The majority of appliance configuration is represented as either service properties or share/LUN properties. While share and LUN properties are stored with the user data on the storage pool itself and thus are always accessible to the current owner of that storage resource, service configuration is stored within each controller. To ensure that both controllers provide coherent service, all service properties must be synchronized when a change occurs or a controller that was previously down rejoins with its peer. Since all services are represented by replica resources, this synchronization is performed automatically by the appliance software any time a property is changed on either controller.

It is therefore unnecessary and redundant for administrators to replicate configuration changes. Standard operating procedures should reflect this attribute and call for making changes to only one of the two controllers once initial cluster configuration has been completed. The process of initial cluster configuration will replicate all existing configuration onto the newly-configured peer.

The following are best practices for clustered configuration changes:

Make all storage and network configuration changes on the controller that currently controls (or will control, if a new resource is being created) the underlying storage or network interface resources.
Make all other changes on either controller, but not both. The controller that you specify as the primary controller should depend on which of the controllers is functioning and the number of storage pools that have been configured.

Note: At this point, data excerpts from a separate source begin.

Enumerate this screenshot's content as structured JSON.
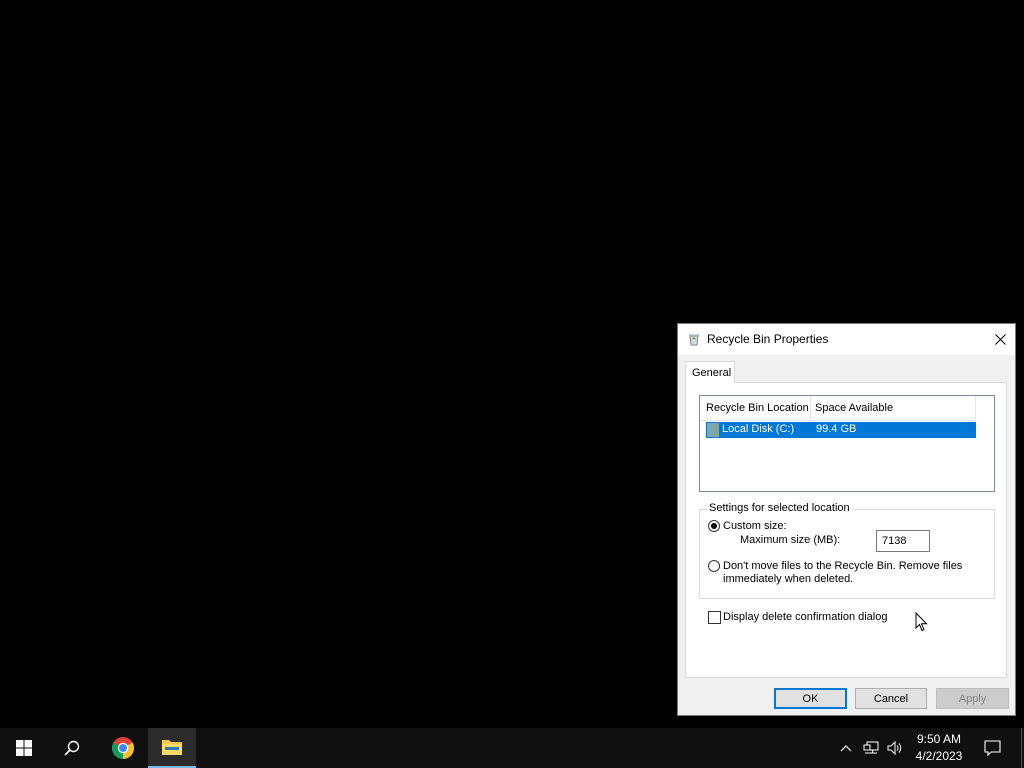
{
  "dialog": {
    "title": "Recycle Bin Properties",
    "tab": "General",
    "list_headers": [
      "Recycle Bin Location",
      "Space Available"
    ],
    "rows": [
      {
        "location": "Local Disk (C:)",
        "space": "99.4 GB",
        "selected": true
      }
    ],
    "settings_group_label": "Settings for selected location",
    "custom_size_label": "Custom size:",
    "custom_size_selected": true,
    "max_size_label": "Maximum size (MB):",
    "max_size_value": "7138",
    "dont_move_line1": "Don't move files to the Recycle Bin. Remove files",
    "dont_move_line2": "immediately when deleted.",
    "confirm_label": "Display delete confirmation dialog",
    "confirm_checked": false,
    "ok_label": "OK",
    "cancel_label": "Cancel",
    "apply_label": "Apply"
  },
  "taskbar": {
    "icons": [
      "start-icon",
      "search-icon",
      "chrome-icon",
      "file-explorer-icon"
    ],
    "time": "9:50 AM",
    "date": "4/2/2023"
  },
  "colors": {
    "selection": "#0078d7",
    "taskbar": "#101010",
    "desktop": "#000000"
  }
}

Oracle ZFS Storage Appliance has no mechanism for making independent changes to system configuration on each controller. This simplification alleviates the need for centralized configuration repositories. The controller that is currently operating is assumed to have the correct configuration, and its peer will be synchronized to it when booting. The peer will adopt a set of configuration parameters that are already in use by an existing production system and are therefore highly likely to be correct. Best practice is to ensure that a failed controller rejoins the cluster as soon as it is repaired.